Related Work & Insights¶
- vs NAP: NAP generates geometry with implicit fields and Marching Cubes, which leads to over-smoothing and over-tessellation. MeshArt directly generates triangle meshes, obtaining compact and sharp results (with over 200 points gap in FID).
- vs CAGE: CAGE relies on part retrieval, which causes geometric inconsistencies. MeshArt generates both structure and geometry end-to-end, avoiding mismatching issues introduced by retrieval.
- vs MeshGPT: MeshGPT only generates static meshes, while MeshArt extends generation to articulated objects, introducing a hierarchical structure-geometry framework and the junction face mechanism.
Rating¶
- Novelty: ⭐⭐⭐⭐⭐ The first hierarchical method to generate articulated objects directly in triangle mesh format, with a highly ingenious unified representation design.
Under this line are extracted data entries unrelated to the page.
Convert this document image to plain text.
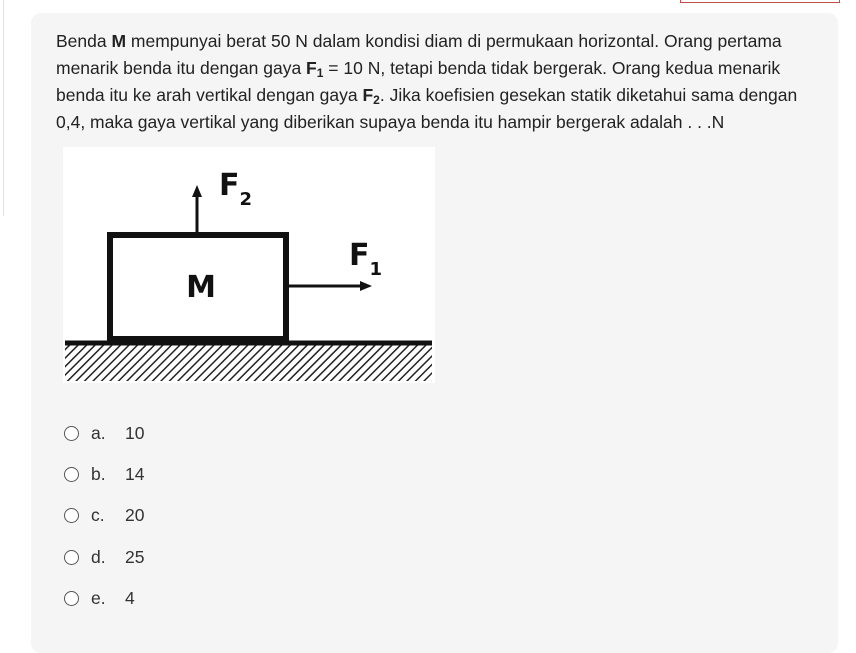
Benda M mempunyai berat 50 N dalam kondisi diam di permukaan horizontal. Orang pertama menarik benda itu dengan gaya $F_1 = 10$ N, tetapi benda tidak bergerak. Orang kedua menarik benda itu ke arah vertikal dengan gaya $F_2$. Jika koefisien gesekan statik diketahui sama dengan 0,4, maka gaya vertikal yang diberikan supaya benda itu hampir bergerak adalah . . .N
M
F2
F1
a.	10
b.	14
c.	20
d.	25
e.	4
- Experimental Thoroughness: ⭐⭐⭐⭐ Comprehensive comparison, ablation studies, novelty analysis, and conditional generation validation; includes a significant dataset contribution.
- Writing Quality: ⭐⭐⭐⭐ Clear method description, high-quality figures, and well-organized text.
- Value: ⭐⭐⭐⭐⭐ Dual contribution in both the methodology and dataset, presenting a pioneering advancement for articulated object generation.